More details are emerging about Apple's forthcoming watch, which is targeted for release this year, according to a Bloomberg report this morning and corroborated by our sources. Bloomberg says the watch project has long been a favorite of Apple design chief Jony Ive, who reportedly ordered "boxes" of Nike sports watches for his team to study a few years ago.
That's perfectly in line with what we've heard about the watch project, which we're told is being led by Ive himself with some 100 engineers under him. Interestingly, we're also told that Apple's chosen to rework the full iOS to run on the watch instead of building up the iPod nano's proprietary touch operating system — although the previous nano was already watch-sized and seemed like a great starting point for a wrist-sized device, Apple's betting on iOS across product lines.
Apple's betting on iOS, but battery life is a challenge
That's apparently leading to battery life issues in development, according to our sources: the goal is to last at least 4-5 days between charges, but the current watch prototypes are apparently only going for a couple days max. We're also told Apple has some work to do with iOS on the iPhone, which currently has several hooks for supporting a watch-like device but lacks the appropriate interface or settings to make it work properly. The Pebble watch, for example, can receive notifications from third-party iOS apps with a slight hack, but it has to be redone every time the Bluetooth connection breaks.
Investors are starting to latch onto the watch as TV rumors fade
Obviously Apple has time to resolve these issues, just as it had to when it reworked OS X to work on the iPhone instead of building up the iPod's operating system in the late 2000s.
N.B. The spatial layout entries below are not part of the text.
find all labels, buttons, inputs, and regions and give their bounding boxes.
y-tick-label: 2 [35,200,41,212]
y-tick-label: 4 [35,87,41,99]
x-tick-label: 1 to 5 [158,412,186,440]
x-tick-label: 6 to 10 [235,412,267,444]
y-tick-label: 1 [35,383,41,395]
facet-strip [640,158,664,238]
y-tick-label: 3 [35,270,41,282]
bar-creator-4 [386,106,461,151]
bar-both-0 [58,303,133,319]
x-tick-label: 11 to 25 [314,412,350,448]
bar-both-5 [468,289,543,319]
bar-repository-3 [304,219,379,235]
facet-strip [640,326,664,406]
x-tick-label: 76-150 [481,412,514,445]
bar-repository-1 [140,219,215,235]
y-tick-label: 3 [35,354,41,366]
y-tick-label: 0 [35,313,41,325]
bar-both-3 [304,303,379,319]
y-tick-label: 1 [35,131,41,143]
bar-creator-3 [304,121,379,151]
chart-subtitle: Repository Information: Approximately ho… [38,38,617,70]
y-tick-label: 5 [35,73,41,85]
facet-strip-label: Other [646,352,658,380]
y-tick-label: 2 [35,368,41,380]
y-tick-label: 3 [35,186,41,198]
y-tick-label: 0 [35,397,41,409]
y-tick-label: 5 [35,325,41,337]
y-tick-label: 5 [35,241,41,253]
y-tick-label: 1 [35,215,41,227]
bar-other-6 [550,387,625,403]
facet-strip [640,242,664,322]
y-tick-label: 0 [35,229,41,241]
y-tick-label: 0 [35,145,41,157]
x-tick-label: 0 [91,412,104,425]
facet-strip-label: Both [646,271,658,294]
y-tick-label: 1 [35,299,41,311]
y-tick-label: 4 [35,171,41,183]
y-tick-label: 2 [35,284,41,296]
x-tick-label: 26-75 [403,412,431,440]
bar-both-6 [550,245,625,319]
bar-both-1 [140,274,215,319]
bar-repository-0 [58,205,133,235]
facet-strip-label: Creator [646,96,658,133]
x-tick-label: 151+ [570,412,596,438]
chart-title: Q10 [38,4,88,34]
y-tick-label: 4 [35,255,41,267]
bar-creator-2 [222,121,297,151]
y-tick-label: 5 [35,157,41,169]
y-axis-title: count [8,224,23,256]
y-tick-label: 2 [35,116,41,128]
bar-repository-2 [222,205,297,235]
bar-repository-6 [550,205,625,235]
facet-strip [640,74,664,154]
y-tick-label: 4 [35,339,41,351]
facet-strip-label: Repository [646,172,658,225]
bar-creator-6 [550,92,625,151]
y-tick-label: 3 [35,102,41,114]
And it should be motivated to resolve these problems quickly: financial analysts are already starting to latch onto watch rumors as a growth opportunity for Apple's battered stock price since the fabled TV project looks increasingly unlikely in the current media climate. (That Bloomberg report is headlined "Apple's Planned 'iWatch' Could Be More Profitable Than TV," in case any investors missed the underlying subtlety.) And Google is promising that its high-concept Glass wearable device will be out this year, lending momentum to a market segment that's remained essentially untapped for years but which has flared to life as indie projects like the Pebble, MetaWatch, and others find success with early adopters.
We're actively digging for more info — we'll let you know more as we hear it.